自公政権が圧勝した昨年末の解散総選挙ですが、実はこの時、安倍内閣は選挙戦で高齢者票を獲得するため、医療保険制度改革試案の公表を先延ばししました。なぜならこの医療保険制度改革試案には、後期高齢者医療制度の特例措置の見直しなど高齢者に負担増を求める内容が盛り込まれていたからです。

【変更点1】自己負担は1割から2割へ

現在は、介護保険サービスを利用者は、年収などにかかわらず1割を利用者が負担していますが、今回の法改正により2015年8月から年金収入280万円以上の利用者は、自己負担が2割となります。

【変更点2】自己負担限度額の引き上げ

2015年8月からは、これまで月3万7200円であった自己負担限度額に新たに所得区分が1つ加わり一定の所得以上の高齢者の上限額は引き上げられる予定です。

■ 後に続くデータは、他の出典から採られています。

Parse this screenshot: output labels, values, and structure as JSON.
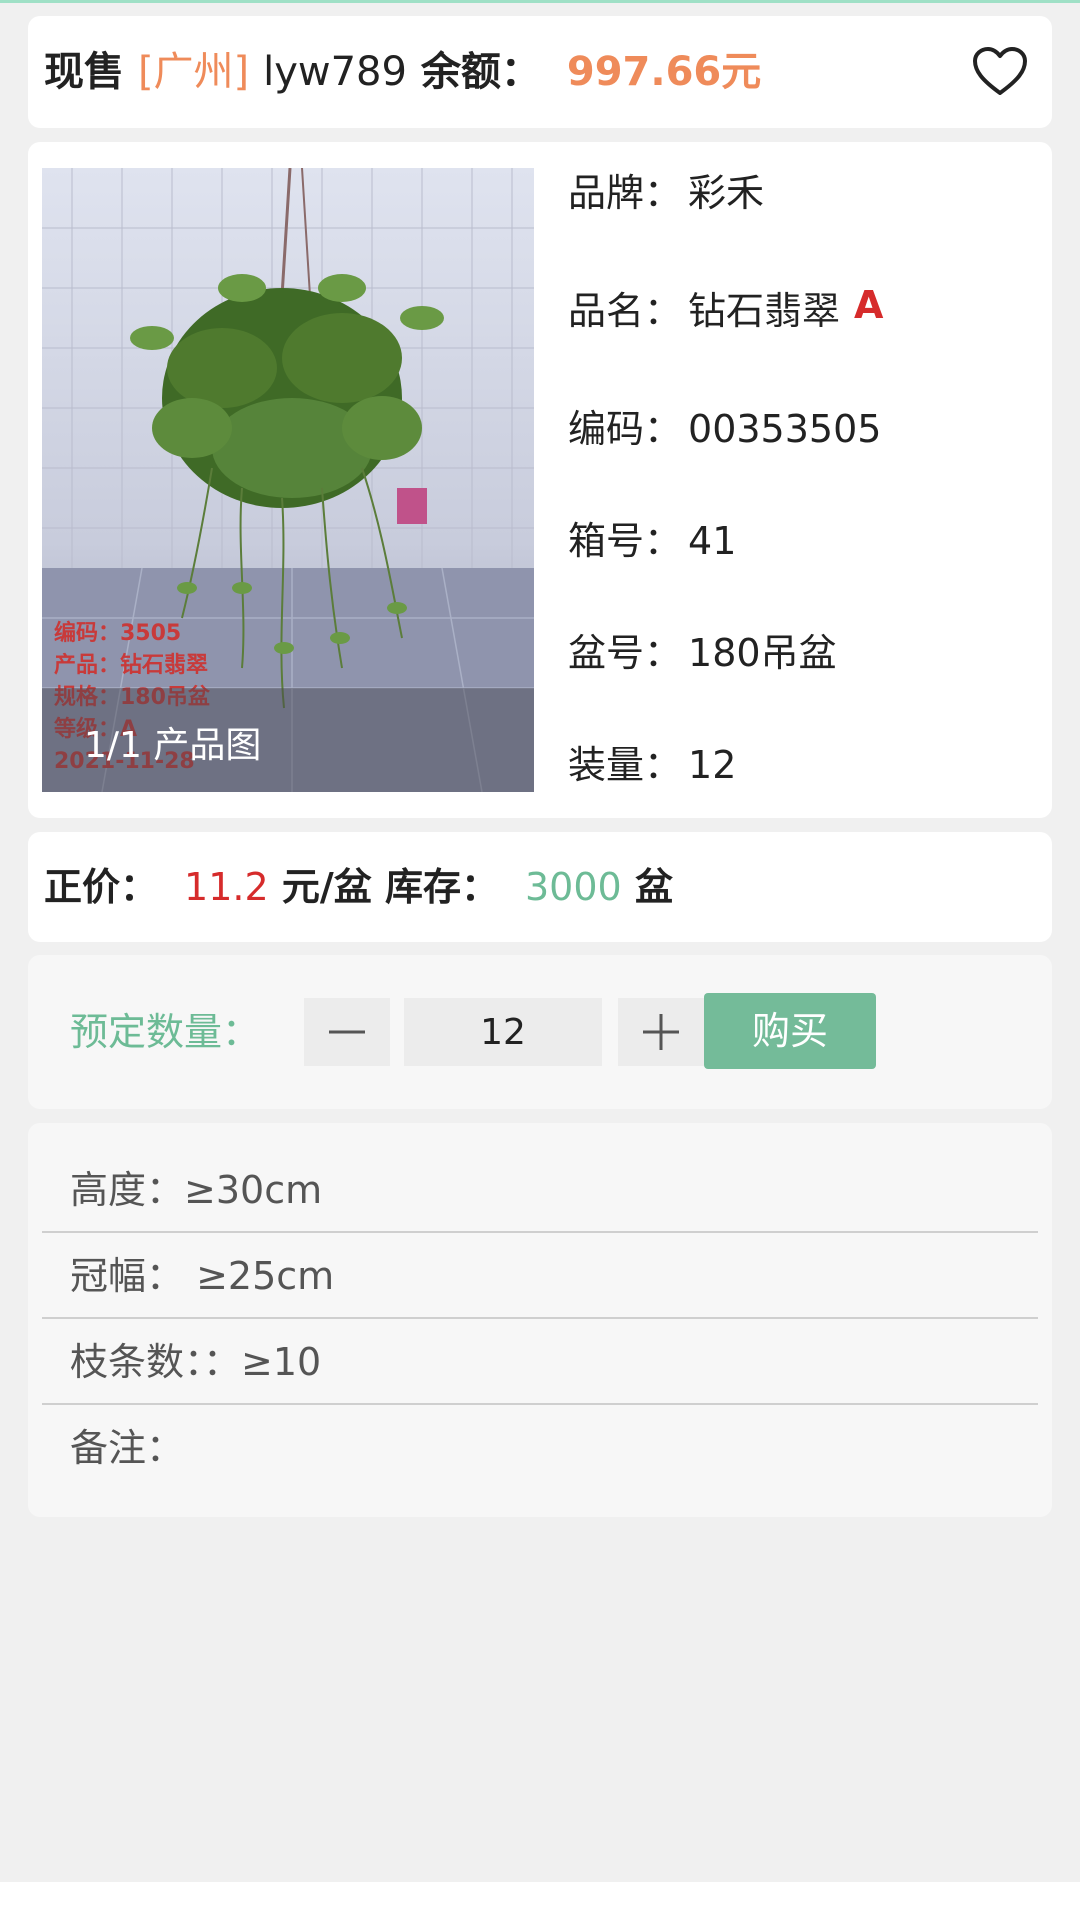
{
  "header": {
    "sale_type": "现售",
    "city": "[广州]",
    "username": "lyw789",
    "balance_label": "余额：",
    "balance_value": "997.66元",
    "favorite_icon": "heart-outline-icon"
  },
  "product": {
    "photo_caption": "1/1 产品图",
    "photo_watermark": [
      "编码：3505",
      "产品：钻石翡翠",
      "规格：180吊盆",
      "等级：A",
      "2021-11-28"
    ],
    "specs": [
      {
        "label": "品牌：",
        "value": "彩禾"
      },
      {
        "label": "品名：",
        "value": "钻石翡翠",
        "grade": "A"
      },
      {
        "label": "编码：",
        "value": "00353505"
      },
      {
        "label": "箱号：",
        "value": "41"
      },
      {
        "label": "盆号：",
        "value": "180吊盆"
      },
      {
        "label": "装量：",
        "value": "12"
      }
    ]
  },
  "price": {
    "price_label": "正价：",
    "price_value": "11.2",
    "price_unit": "元/盆",
    "stock_label": "库存：",
    "stock_value": "3000",
    "stock_unit": "盆"
  },
  "order": {
    "qty_label": "预定数量：",
    "qty_value": "12",
    "minus_icon": "minus-icon",
    "plus_icon": "plus-icon",
    "buy_label": "购买"
  },
  "attributes": [
    {
      "label": "高度：",
      "value": "≥30cm"
    },
    {
      "label": "冠幅：",
      "value": " ≥25cm"
    },
    {
      "label": "枝条数：",
      "value": "：≥10"
    },
    {
      "label": "备注：",
      "value": ""
    }
  ],
  "colors": {
    "accent_orange": "#ef8b5a",
    "accent_green": "#6dbb96",
    "price_red": "#d62b2b",
    "buy_button": "#74bb99"
  }
}
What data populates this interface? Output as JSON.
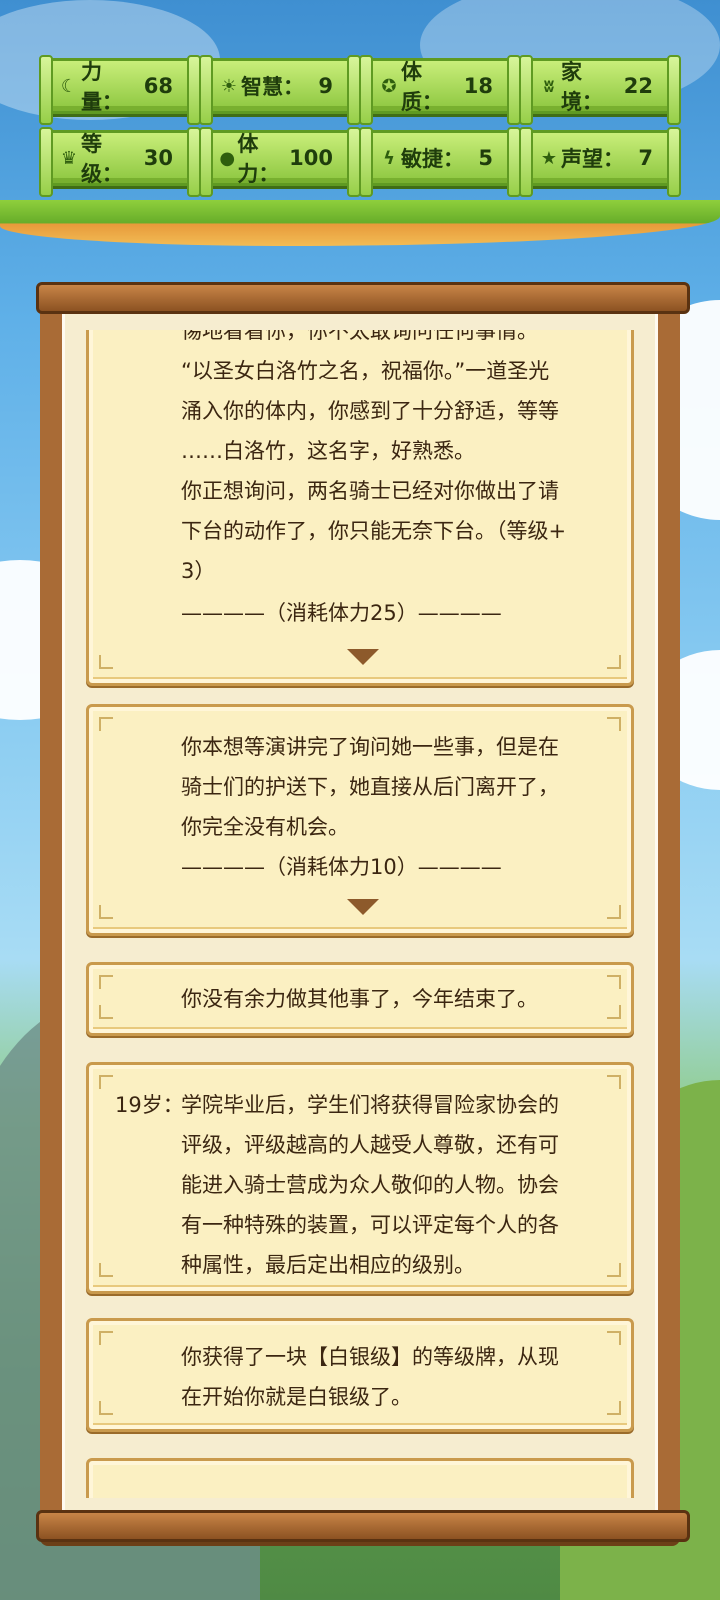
{
  "stats": [
    {
      "icon": "strength-icon",
      "glyph": "☾",
      "label": "力量：",
      "value": "68"
    },
    {
      "icon": "wisdom-icon",
      "glyph": "☀",
      "label": "智慧：",
      "value": "9"
    },
    {
      "icon": "constitution-icon",
      "glyph": "✪",
      "label": "体质：",
      "value": "18"
    },
    {
      "icon": "family-icon",
      "glyph": "ʬ",
      "label": "家境：",
      "value": "22"
    },
    {
      "icon": "level-icon",
      "glyph": "♛",
      "label": "等级：",
      "value": "30"
    },
    {
      "icon": "stamina-icon",
      "glyph": "●",
      "label": "体力：",
      "value": "100"
    },
    {
      "icon": "agility-icon",
      "glyph": "ϟ",
      "label": "敏捷：",
      "value": "5"
    },
    {
      "icon": "reputation-icon",
      "glyph": "★",
      "label": "声望：",
      "value": "7"
    }
  ],
  "cards": [
    {
      "lines": [
        "惕地看看你，你不太敢询问任何事情。",
        "“以圣女白洛竹之名，祝福你。”一道圣光",
        "涌入你的体内，你感到了十分舒适，等等",
        "……白洛竹，这名字，好熟悉。",
        "你正想询问，两名骑士已经对你做出了请",
        "下台的动作了，你只能无奈下台。（等级+",
        "3）"
      ],
      "cost": "————（消耗体力25）————"
    },
    {
      "lines": [
        "你本想等演讲完了询问她一些事，但是在",
        "骑士们的护送下，她直接从后门离开了，",
        "你完全没有机会。"
      ],
      "cost": "————（消耗体力10）————"
    },
    {
      "lines": [
        "你没有余力做其他事了，今年结束了。"
      ]
    },
    {
      "age": "19岁：",
      "lines": [
        "学院毕业后，学生们将获得冒险家协会的",
        "评级，评级越高的人越受人尊敬，还有可",
        "能进入骑士营成为众人敬仰的人物。协会",
        "有一种特殊的装置，可以评定每个人的各",
        "种属性，最后定出相应的级别。"
      ]
    },
    {
      "lines": [
        "你获得了一块【白银级】的等级牌，从现",
        "在开始你就是白银级了。"
      ]
    }
  ]
}
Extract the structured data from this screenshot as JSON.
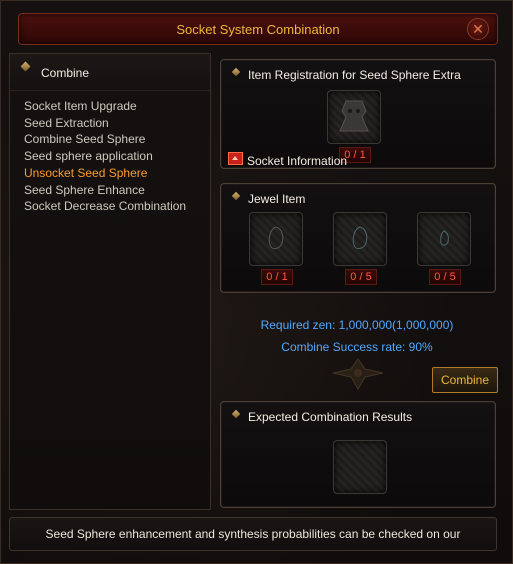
{
  "window": {
    "title": "Socket System Combination",
    "close_icon": "close-x-icon"
  },
  "sidebar": {
    "header": "Combine",
    "items": [
      {
        "label": "Socket Item Upgrade"
      },
      {
        "label": "Seed Extraction"
      },
      {
        "label": "Combine Seed Sphere"
      },
      {
        "label": "Seed sphere application"
      },
      {
        "label": "Unsocket Seed Sphere",
        "active": true
      },
      {
        "label": "Seed Sphere Enhance"
      },
      {
        "label": "Socket Decrease Combination"
      }
    ]
  },
  "registration": {
    "title": "Item Registration for Seed Sphere Extra",
    "count": "0 / 1",
    "socket_info_label": "Socket Information"
  },
  "jewel": {
    "title": "Jewel Item",
    "slots": [
      {
        "count": "0 / 1"
      },
      {
        "count": "0 / 5"
      },
      {
        "count": "0 / 5"
      }
    ]
  },
  "info": {
    "required_zen": "Required zen: 1,000,000(1,000,000)",
    "success_rate": "Combine Success rate: 90%"
  },
  "combine_button": "Combine",
  "results": {
    "title": "Expected Combination Results"
  },
  "footer": {
    "notice": "Seed Sphere enhancement and synthesis probabilities can be checked on our"
  },
  "colors": {
    "title_gold": "#f0b63b",
    "active_orange": "#ff9a2a",
    "info_blue": "#4fa8ff",
    "count_red": "#ff5a3c"
  }
}
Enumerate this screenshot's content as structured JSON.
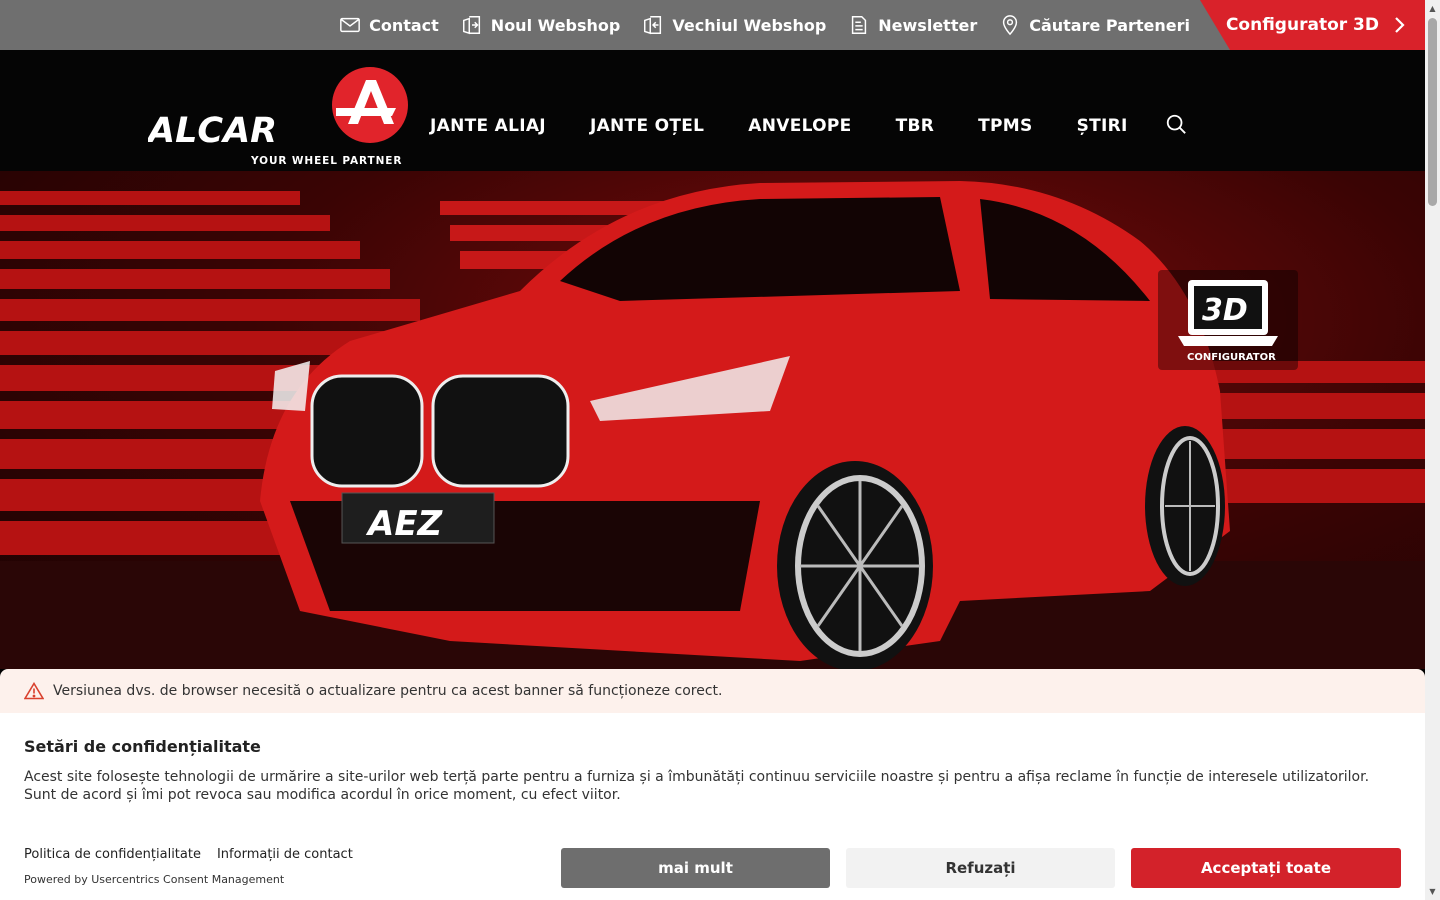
{
  "topbar": {
    "links": [
      {
        "label": "Contact",
        "icon": "mail-icon"
      },
      {
        "label": "Noul Webshop",
        "icon": "webshop-enter-icon"
      },
      {
        "label": "Vechiul Webshop",
        "icon": "webshop-exit-icon"
      },
      {
        "label": "Newsletter",
        "icon": "newsletter-icon"
      },
      {
        "label": "Căutare Parteneri",
        "icon": "location-pin-icon"
      }
    ],
    "configurator_label": "Configurator 3D"
  },
  "header": {
    "logo_text": "ALCAR",
    "logo_tagline": "YOUR WHEEL PARTNER",
    "nav": [
      "JANTE ALIAJ",
      "JANTE OȚEL",
      "ANVELOPE",
      "TBR",
      "TPMS",
      "ȘTIRI"
    ]
  },
  "hero": {
    "plate_text": "AEZ",
    "badge_top": "3D",
    "badge_bottom": "CONFIGURATOR"
  },
  "consent": {
    "warning": "Versiunea dvs. de browser necesită o actualizare pentru ca acest banner să funcționeze corect.",
    "title": "Setări de confidențialitate",
    "body": "Acest site folosește tehnologii de urmărire a site-urilor web terță parte pentru a furniza și a îmbunătăți continuu serviciile noastre și pentru a afișa reclame în funcție de interesele utilizatorilor. Sunt de acord și îmi pot revoca sau modifica acordul în orice moment, cu efect viitor.",
    "privacy_link": "Politica de confidențialitate",
    "contact_link": "Informații de contact",
    "powered": "Powered by Usercentrics Consent Management",
    "more_button": "mai mult",
    "refuse_button": "Refuzați",
    "accept_button": "Acceptați toate"
  },
  "colors": {
    "brand_red": "#d9222a",
    "topbar_gray": "#6f6f6f"
  }
}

【変更点3】「要支援1・2」は予防給付の対象から除外

「要支援」を対象とする予防給付のうち訪問介護と通所介護については、保険本体から外して2015年4月から3年の移行期間をかけて市区町村に移されることになります。これまで全国一律だったサービスが、市区町村の財政状態や対応によってサービス内容や利用料に差が出る可能性が指摘されています。

【変更点4】特養への入所基準は要介護度3以上

現在、深刻な施設不足に陥っている特別養護老人ホームですが、このため2015年4月より入所条件が厳格化され、今後の新規入所は、要介護3以上の方に限定される予定です。但し要介護度が低くても認知症や精神障害、虐待など「やむをえない事情」に該当する場合は、新規入所できることになっています。

【変更点5】食費や部屋代の補助基準が厳格化

これまで低所得者には、特別養護老人ホームや介護老人保健施設の食費や部屋代を軽減する仕組みがありましたが、これからは所得が低くても、預貯金が単身で1000万円、夫婦で2000万円超持つ場合は補助対象から外されます。また今まで収入に算入されていなかった遺族年金や障害年金についても法改正後は、収入とみなされることになりそうです。

以上が介護保険法改正の主なポイントです。

アベノミクスの下、使いきれないほどの建設関連予算をばらまく一方で介護保険は切り詰められようとしています。社会保障給付の持続性を高める、という消費増税の本来の目的が忘れ去られている現状に強い憤りと懸念を感じます。